Androgenetische Alopezie – Haarausfall durch Follikelminiaturisierung
Die androgenetische Alopezie (AGA) ist die häufigste Form des Haarausfalls bei Männern und Frauen. Es handelt sich nicht um eine Erkrankung im engeren Sinne, sondern um eine genetisch gesteuerte Veränderung der Haarfollikel. Entscheidend ist: Die Haare fallen nicht plötzlich aus – sie verändern sich langsam in Struktur, Dicke und Länge.
Was passiert bei der AGA? – Der Prozess der Miniaturisierung
Die zentrale pathophysiologische Veränderung bei AGA ist die progressive Miniaturisierung der Haarfollikel. Dieser Prozess verläuft mehrstufig und betrifft nicht alle Follikel gleichzeitig. Stattdessen schreitet die Miniaturisierung asynchron voran:
• Einige Follikel befinden sich noch in einem frühen Stadium und produzieren normale, dicke Terminalhaare.
• Andere sind im Übergangsstadium – ihre Haare sind bereits dünner und kürzer.
• Wieder andere haben bereits den Endpunkt der Miniaturisierung erreicht und bilden nur noch feine, kaum sichtbare Vellushaare.
Diese Vellushaare sind:
• nur noch ca. 2–3 mm lang
• weniger als 30 Mikrometer dick
• hypopigmentiert, also kaum gefärbt – daher klinisch oft nicht mehr erkennbar
Der gesamte Prozess ist nicht synchronisiert, das heißt: Ein und dieselbe Kopfhautregion kann Haare in unterschiedlichen Miniaturisierungsstadien aufweisen – von normal bis nahezu verschwunden.

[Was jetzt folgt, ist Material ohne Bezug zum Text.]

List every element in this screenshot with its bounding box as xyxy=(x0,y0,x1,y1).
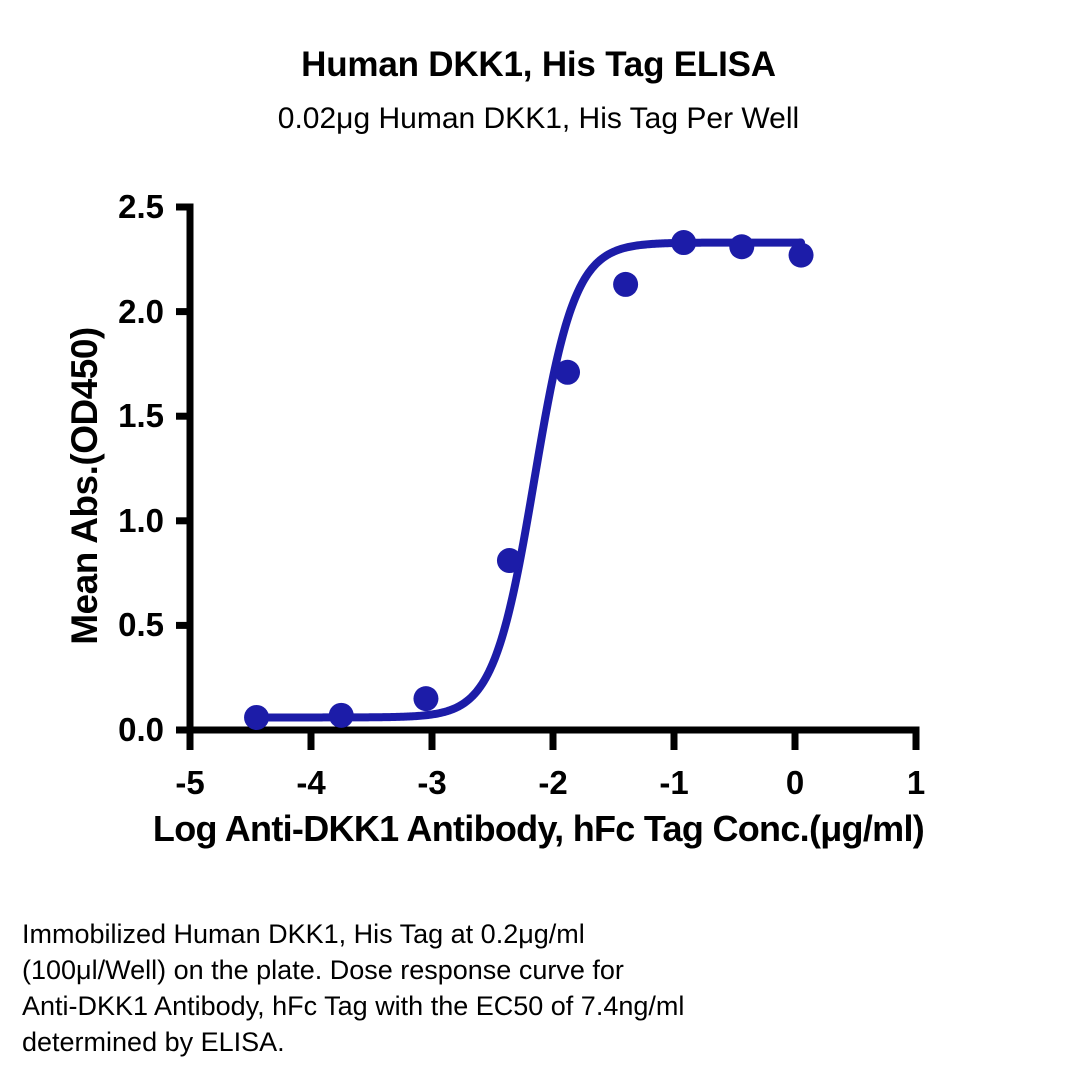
x-tick-label: -1 xyxy=(634,766,714,799)
data-point-marker[interactable] xyxy=(729,234,754,259)
data-point-marker[interactable] xyxy=(555,360,580,385)
y-tick-label: 1.0 xyxy=(54,504,164,537)
y-tick-label: 1.5 xyxy=(54,399,164,432)
x-tick-label: 1 xyxy=(876,766,956,799)
plot-area: Mean Abs.(OD450) Log Anti-DKK1 Antibody,… xyxy=(0,0,1077,900)
axes xyxy=(176,204,920,751)
data-point-marker[interactable] xyxy=(497,548,522,573)
x-tick-label: -2 xyxy=(513,766,593,799)
x-tick-label: 0 xyxy=(755,766,835,799)
data-point-marker[interactable] xyxy=(413,686,438,711)
data-points xyxy=(244,230,814,730)
data-point-marker[interactable] xyxy=(613,272,638,297)
caption-line-4: determined by ELISA. xyxy=(22,1024,962,1060)
y-tick-label: 0.0 xyxy=(54,713,164,746)
x-tick-label: -5 xyxy=(150,766,230,799)
data-point-marker[interactable] xyxy=(789,243,814,268)
x-axis-title: Log Anti-DKK1 Antibody, hFc Tag Conc.(μg… xyxy=(0,808,1077,850)
fit-curve xyxy=(257,243,802,718)
y-tick-label: 0.5 xyxy=(54,608,164,641)
x-tick-label: -4 xyxy=(271,766,351,799)
caption-line-1: Immobilized Human DKK1, His Tag at 0.2μg… xyxy=(22,916,962,952)
caption-line-2: (100μl/Well) on the plate. Dose response… xyxy=(22,952,962,988)
y-tick-label: 2.0 xyxy=(54,295,164,328)
figure-caption: Immobilized Human DKK1, His Tag at 0.2μg… xyxy=(22,916,962,1060)
data-point-marker[interactable] xyxy=(329,703,354,728)
figure-root: Human DKK1, His Tag ELISA 0.02μg Human D… xyxy=(0,0,1077,1079)
y-tick-label: 2.5 xyxy=(54,190,164,223)
caption-line-3: Anti-DKK1 Antibody, hFc Tag with the EC5… xyxy=(22,988,962,1024)
data-point-marker[interactable] xyxy=(244,705,269,730)
data-point-marker[interactable] xyxy=(671,230,696,255)
x-tick-label: -3 xyxy=(392,766,472,799)
dose-response-curve xyxy=(257,243,802,718)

Trichoskopie: Wie erkennen wir das?
Dieser asynchrone Miniaturisierungsprozess spiegelt sich deutlich in der Trichoskopie wider. Typisch ist eine sogenannte Heterogenität der Haarschäfte/ Anisotrichie– also eine Unregelmäßigkeit in der Haardicke.
Das bedeutet konkret:
• Dicke, kräftige Haare stehen direkt neben dünnen, verkürzten und pigmentarmen Haaren.
• Die Verteilung ist unregelmäßig – ein klares diagnostisches Zeichen.

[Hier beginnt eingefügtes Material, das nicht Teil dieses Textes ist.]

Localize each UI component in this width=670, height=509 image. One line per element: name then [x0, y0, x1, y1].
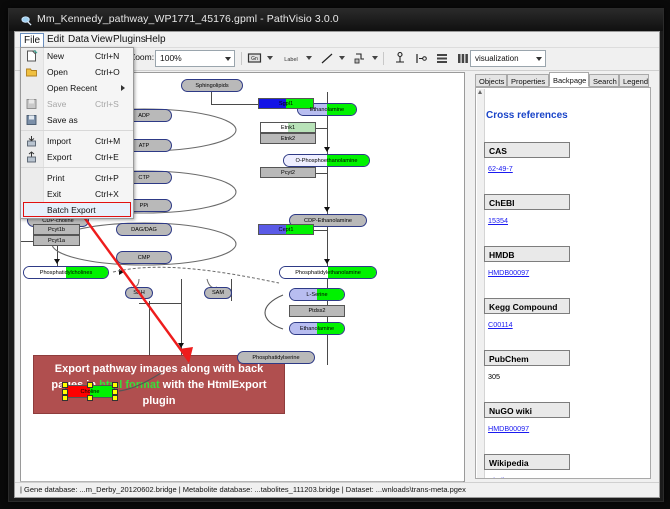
xref-db-cas: CAS	[484, 142, 570, 158]
xref-value-kegg-compound[interactable]: C00114	[488, 320, 513, 329]
metabolite-node-ethanolamine-2[interactable]: Ethanolamine	[289, 322, 345, 335]
import-icon	[25, 135, 38, 147]
scroll-up-icon[interactable]	[478, 90, 482, 94]
window-title: Mm_Kennedy_pathway_WP1771_45176.gpml - P…	[37, 13, 339, 25]
gene-node-ptdss2[interactable]: Ptdss2	[289, 305, 345, 317]
export-icon	[25, 151, 38, 163]
folder-open-icon	[25, 66, 38, 78]
node-label: CDP-Ethanolamine	[304, 218, 352, 224]
datanode-dropdown-icon[interactable]	[267, 56, 273, 60]
menu-item-label: Open	[47, 67, 68, 77]
menu-item-accelerator: Ctrl+O	[95, 67, 120, 77]
node-label: Sphingolipids	[195, 83, 228, 89]
menu-item-batch-export[interactable]: Batch Export	[21, 202, 133, 218]
metabolite-node-sphingolipids[interactable]: Sphingolipids	[181, 79, 243, 92]
tab-legend[interactable]: Legend	[619, 74, 649, 87]
menu-item-save[interactable]: SaveCtrl+S	[21, 96, 133, 112]
metabolite-node-ptd-serine[interactable]: Phosphatidylserine	[237, 351, 315, 364]
xref-db-wikipedia: Wikipedia	[484, 454, 570, 470]
side-panel: ObjectsPropertiesBackpageSearchLegend Cr…	[465, 72, 653, 480]
chevron-down-icon-2	[536, 57, 542, 61]
menu-item-label: Import	[47, 136, 71, 146]
node-label: Phosphatidylcholines	[40, 270, 93, 276]
menu-item-accelerator: Ctrl+S	[95, 99, 119, 109]
node-label: Etnk1	[281, 125, 295, 131]
menu-item-label: Open Recent	[47, 83, 97, 93]
node-label: Sgpl1	[279, 101, 293, 107]
node-label: Phosphatidylserine	[252, 355, 299, 361]
anchor-tool-icon[interactable]	[393, 51, 407, 66]
line-dropdown-icon[interactable]	[339, 56, 345, 60]
node-label: Pcyt2	[281, 170, 295, 176]
tab-objects[interactable]: Objects	[475, 74, 507, 87]
gene-node-etnk2[interactable]: Etnk2	[260, 133, 316, 144]
menu-separator	[21, 167, 133, 168]
node-label: O-Phosphoethanolamine	[296, 158, 358, 164]
node-label: PPi	[140, 203, 149, 209]
menu-item-open-recent[interactable]: Open Recent	[21, 80, 133, 96]
menu-item-export[interactable]: ExportCtrl+E	[21, 149, 133, 165]
node-label: CMP	[138, 255, 150, 261]
menu-item-label: Save	[47, 99, 66, 109]
visualization-value: visualization	[475, 54, 519, 63]
gene-node-pcyt1a[interactable]: Pcyt1a	[33, 235, 80, 246]
menu-separator	[21, 130, 133, 131]
metabolite-node-ptd-cholines[interactable]: Phosphatidylcholines	[23, 266, 109, 279]
node-label: Cept1	[279, 227, 294, 233]
menu-bar: File Edit Data View Plugins Help	[15, 32, 659, 48]
datanode-tool-icon[interactable]: Gn	[247, 51, 262, 66]
node-label: ATP	[139, 143, 149, 149]
gene-node-pcyt1b[interactable]: Pcyt1b	[33, 224, 80, 235]
align-columns-icon[interactable]	[456, 51, 470, 66]
selection-handle[interactable]	[112, 395, 118, 401]
label-dropdown-icon[interactable]	[306, 56, 312, 60]
node-label: ADP	[138, 113, 150, 119]
interaction-dropdown-icon[interactable]	[372, 56, 378, 60]
gene-node-sgpl1[interactable]: Sgpl1	[258, 98, 314, 109]
metabolite-node-cmp[interactable]: CMP	[116, 251, 172, 264]
xref-value-pubchem: 305	[488, 372, 500, 381]
gene-node-pcyt2[interactable]: Pcyt2	[260, 167, 316, 178]
submenu-arrow-icon	[121, 85, 125, 91]
tab-properties[interactable]: Properties	[507, 74, 549, 87]
pathvisio-app-icon	[21, 15, 32, 26]
align-rows-icon[interactable]	[435, 51, 449, 66]
highlight-box	[23, 202, 131, 217]
backpage-panel: Cross references CAS62-49-7ChEBI15354HMD…	[475, 87, 651, 479]
xref-value-nugo-wiki[interactable]: HMDB00097	[488, 424, 529, 433]
align-left-icon[interactable]	[414, 51, 428, 66]
selection-handle[interactable]	[112, 389, 118, 395]
xref-db-chebi: ChEBI	[484, 194, 570, 210]
selection-handle[interactable]	[87, 395, 93, 401]
menu-item-accelerator: Ctrl+P	[95, 173, 119, 183]
svg-text:Gn: Gn	[251, 56, 258, 62]
status-bar: | Gene database: ...m_Derby_20120602.bri…	[15, 482, 659, 497]
node-label: Phosphatidylethanolamine	[295, 270, 361, 276]
node-label: Choline	[81, 389, 100, 395]
svg-text:Label: Label	[284, 57, 297, 63]
xref-value-cas[interactable]: 62-49-7	[488, 164, 513, 173]
menu-item-label: Export	[47, 152, 72, 162]
line-tool-icon[interactable]	[320, 51, 334, 66]
xref-value-wikipedia[interactable]: Choline	[488, 476, 512, 479]
menu-item-print[interactable]: PrintCtrl+P	[21, 170, 133, 186]
menu-item-label: Print	[47, 173, 64, 183]
selection-handle[interactable]	[62, 382, 68, 388]
menu-item-import[interactable]: ImportCtrl+M	[21, 133, 133, 149]
node-label: Pcyt1b	[48, 227, 65, 233]
node-label: L-Serine	[306, 292, 327, 298]
selection-handle[interactable]	[112, 382, 118, 388]
node-label: DAG/DAG	[131, 227, 157, 233]
menu-item-open[interactable]: OpenCtrl+O	[21, 64, 133, 80]
tab-backpage[interactable]: Backpage	[549, 72, 589, 87]
menu-file[interactable]: File	[20, 33, 44, 48]
screenshot-root: Mm_Kennedy_pathway_WP1771_45176.gpml - P…	[0, 0, 670, 509]
menu-item-exit[interactable]: ExitCtrl+X	[21, 186, 133, 202]
menu-help[interactable]: Help	[141, 33, 170, 46]
tab-search[interactable]: Search	[589, 74, 619, 87]
menu-item-label: Exit	[47, 189, 61, 199]
selection-handle[interactable]	[87, 382, 93, 388]
metabolite-node-l-serine[interactable]: L-Serine	[289, 288, 345, 301]
status-text: | Gene database: ...m_Derby_20120602.bri…	[20, 485, 466, 494]
zoom-combobox[interactable]: 100%	[155, 50, 235, 67]
client-area: File Edit Data View Plugins Help Zoom: 1…	[14, 31, 660, 498]
file-menu-dropdown[interactable]: NewCtrl+NOpenCtrl+OOpen RecentSaveCtrl+S…	[20, 47, 134, 219]
xref-db-pubchem: PubChem	[484, 350, 570, 366]
metabolite-node-o-phospho-etn[interactable]: O-Phosphoethanolamine	[283, 154, 370, 167]
node-label: Etnk2	[281, 136, 295, 142]
application-window: Mm_Kennedy_pathway_WP1771_45176.gpml - P…	[8, 8, 664, 502]
menu-item-label: Save as	[47, 115, 78, 125]
save-as-icon	[25, 114, 38, 126]
node-label: Ethanolamine	[310, 107, 344, 113]
xref-db-nugo-wiki: NuGO wiki	[484, 402, 570, 418]
title-bar: Mm_Kennedy_pathway_WP1771_45176.gpml - P…	[9, 9, 663, 31]
node-label: Ptdss2	[308, 308, 325, 314]
node-label: Ethanolamine	[300, 326, 334, 332]
metabolite-node-sah[interactable]: SAH	[125, 287, 153, 299]
selection-handle[interactable]	[62, 395, 68, 401]
metabolite-node-dag-dag[interactable]: DAG/DAG	[116, 223, 172, 236]
node-label: CTP	[138, 175, 149, 181]
interaction-tool-icon[interactable]	[353, 51, 367, 66]
xref-db-kegg-compound: Kegg Compound	[484, 298, 570, 314]
xref-value-hmdb[interactable]: HMDB00097	[488, 268, 529, 277]
cross-references-heading: Cross references	[486, 110, 568, 121]
toolbar-separator	[241, 52, 242, 65]
menu-item-label: New	[47, 51, 64, 61]
chevron-down-icon	[225, 57, 231, 61]
zoom-value: 100%	[160, 53, 182, 63]
menu-item-new[interactable]: NewCtrl+N	[21, 48, 133, 64]
menu-item-save-as[interactable]: Save as	[21, 112, 133, 128]
menu-item-accelerator: Ctrl+E	[95, 152, 119, 162]
node-label: SAM	[212, 290, 224, 296]
node-label: Pcyt1a	[48, 238, 65, 244]
new-file-icon	[25, 50, 38, 62]
toolbar-separator-2	[383, 52, 384, 65]
menu-item-accelerator: Ctrl+N	[95, 51, 119, 61]
save-icon	[25, 98, 38, 110]
visualization-combobox[interactable]: visualization	[470, 50, 546, 67]
xref-db-hmdb: HMDB	[484, 246, 570, 262]
node-label: SAH	[133, 290, 145, 296]
xref-value-chebi[interactable]: 15354	[488, 216, 508, 225]
metabolite-node-sam[interactable]: SAM	[204, 287, 232, 299]
menu-item-accelerator: Ctrl+M	[95, 136, 120, 146]
selection-handle[interactable]	[62, 389, 68, 395]
gene-node-etnk1[interactable]: Etnk1	[260, 122, 316, 133]
label-tool-icon[interactable]: Label	[281, 51, 301, 66]
metabolite-node-ptd-etn[interactable]: Phosphatidylethanolamine	[279, 266, 377, 279]
gene-node-cept1[interactable]: Cept1	[258, 224, 314, 235]
menu-item-accelerator: Ctrl+X	[95, 189, 119, 199]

Merksatz für die Diagnostik: Wenn keine Haardicken-Heterogenität vorhanden ist, ist es auch keine AGA.
Warum ist eine frühe Diagnose wichtig?
Die Miniaturisierung ist nicht reversibel, wenn der Follikel dauerhaft inaktiv wird.

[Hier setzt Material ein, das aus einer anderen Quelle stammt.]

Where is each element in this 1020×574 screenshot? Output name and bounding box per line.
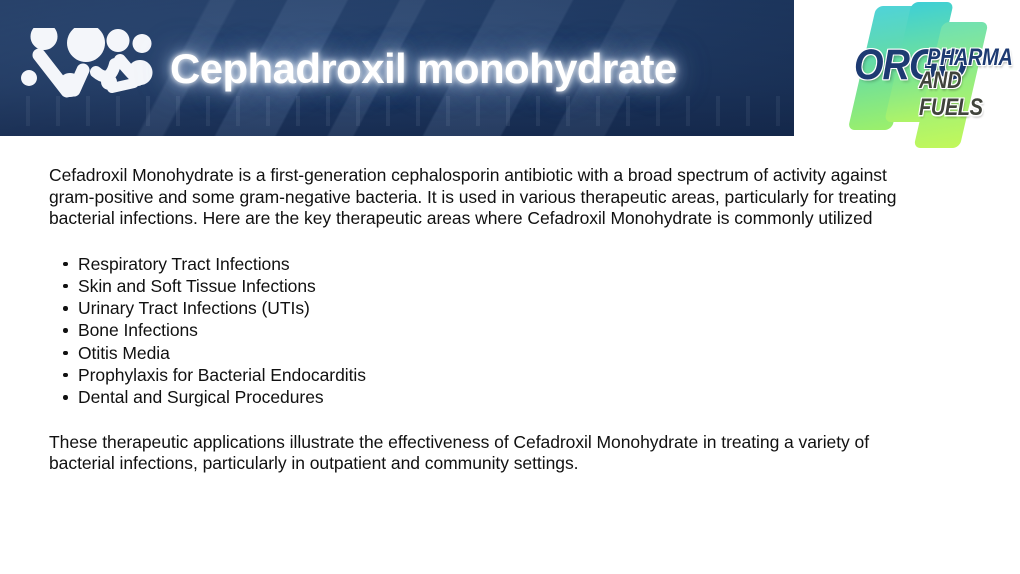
outro-paragraph: These therapeutic applications illustrat… [49,432,929,475]
list-item: Prophylaxis for Bacterial Endocarditis [63,364,929,386]
intro-paragraph: Cefadroxil Monohydrate is a first-genera… [49,165,929,230]
title-banner: Cephadroxil monohydrate [0,0,794,136]
logo-fuels-text: AND FUELS [919,68,1020,122]
slide-content: Cefadroxil Monohydrate is a first-genera… [49,165,929,475]
company-logo: ORGO PHARMA AND FUELS [852,0,1020,136]
molecule-network-icon [14,28,162,110]
list-item: Urinary Tract Infections (UTIs) [63,297,929,319]
list-item: Dental and Surgical Procedures [63,386,929,408]
list-item: Skin and Soft Tissue Infections [63,275,929,297]
logo-wordmark: ORGO PHARMA AND FUELS [852,0,1020,136]
page-header: Cephadroxil monohydrate ORGO PHARMA AND … [0,0,1020,136]
page-title: Cephadroxil monohydrate [170,41,677,97]
list-item: Otitis Media [63,342,929,364]
therapeutic-areas-list: Respiratory Tract Infections Skin and So… [49,253,929,409]
list-item: Respiratory Tract Infections [63,253,929,275]
list-item: Bone Infections [63,319,929,341]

Doch: Solange noch aktive Follikel vorhanden sind – auch wenn sie bereits dünnere Haare produzieren –, besteht die Möglichkeit, den Prozess zu verlangsamen oder zu stabilisieren.
Die Therapieziele sind daher:
• den Fortschritt der Miniaturisierung zu stoppen
• die Haardichte zu erhalten
• in manchen Fällen eine partielle Remodulation zu erreichen
Dieser Artikel wurde verfasst von Dr. Karin Beyer, Fachärztin für Dermatologie und Venerologie.